Неужели мой роман так плох?! Эта мысль причиняла мне нестерпимую боль.
Банки мне по-прежнему отказывали в ссудах, приходили штрафы за несвоевременную оплату, на кредитных карточках постоянно росли долги. Я был вынужден подрабатывать таксистом.
Незаметно для себя самого я стал пить. Днем я шел в дом престарелых к маме, а вечером, если не работал в такси, – в дешевый паб неподалеку от дома. Играл там с местными ханыгами в бильярд и пил виски.
Я проклинал себя за то, что когда-то захотел стать писателем и издать книгу. Больше не заходил в кафе магазина «Барнс энд Нобл», где когда-то сидел за столиком в компании писателей.
…Однажды я бродил по городу и случайно очутился на Юнион-сквер. Был поздний вечер. Моросил дождь.
Я проходил мимо здания клиники, где когда-то работал психотерапевтом. И вдруг решил, что мне нужно прекратить это безумие. «Забуду о своем романе, который все равно никогда не издадут. Я должен заниматься тем, что знаю и умею, на что у меня ушли годы учебы и практики. Начну зарабатывать деньги в клинике, рассчитаюсь с долгами. Вернусь в семью. Вернусь к себе. Иначе я или окончательно сопьюсь, или покончу с собой».
Я стал работать психотерапевтом на старом месте. Вернулся к жене и сыну. Как ни странно, наши отношения с женой стали гораздо лучше, чем были прежде, – испытания пошли на пользу нам обоим.
В то воскресенье мы с женой и сыном пошли в дом престарелых к маме. Сын пытался кормить ее с ложечки йогуртом. Мама съела три ложки и произнесла:
– Довольно.
Мне показалось, что эти три ложечки йогурта она съела ради него, так же как он когда-то ел пару ложек «для бабушки».
Сын поставил на стол стаканчик с йогуртом, затем неожиданно наклонился и поцеловал бабушку в щеку, и она улыбнулась. Мама знала, что это ее внук.
– Почему-то вспомнила, как мама танцевала у нас на свадьбе, – сказала жена, когда мы втроем вышли из дома престарелых. – Я тогда увидела по-настоящему счастливого человека, – она отвернулась и смахнула слезинку с глаз.
Она тоже видела, что мама уходит…
Я не мог выбраться в дом престарелых в течение всей следующей недели: было слишком много дел на работе. А вечером туда ехать незачем: пациентов в доме престарелых обычно укладывают в кровати рано – в пять-шесть часов.
Но рабочая неделя почти прошла, уже была пятница. И я был счастлив, что мама дожила до субботы и я смогу увидеть ее завтра.

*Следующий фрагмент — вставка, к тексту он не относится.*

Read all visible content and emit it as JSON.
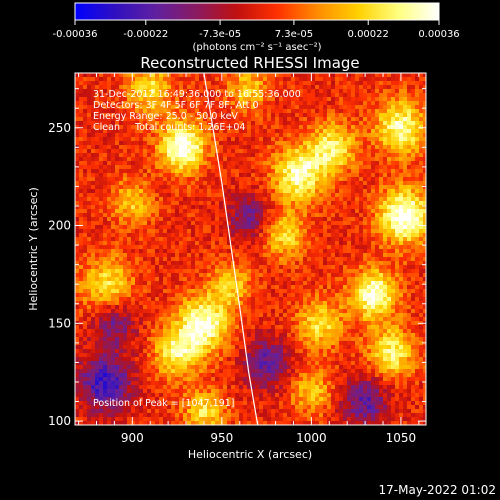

Завтра покормлю ее йогуртом, закутаю в теплый плед, надену ей шапочку и вывезу в кресле-каталке на крыльцо погреться на солнышке. И все будет как обычно – уговаривал я себя.
…В пятницу у меня была вечерняя смена. Я собирался на работу. Надевая штаны, никак не мог попасть ногой в штанину и стал прыгать на одной ноге. И так «допрыгал» до книжной полки, где возле книг стояли разные фотографии.
На одной из фотографий в рамочке – мама в своем любимом зелено-голубом платье, с пышными, зачесанными набок волосами, смотрит, прищурив глаза, и улыбается.
У меня почему-то все задрожало внутри.
И… вдруг лучи света полились на меня. Лучи вечного солнца материнской любви лились на мое лицо; благотворное тепло согревало мне кожу, входило в мышцы, в суставы, пронизывало все мое естество.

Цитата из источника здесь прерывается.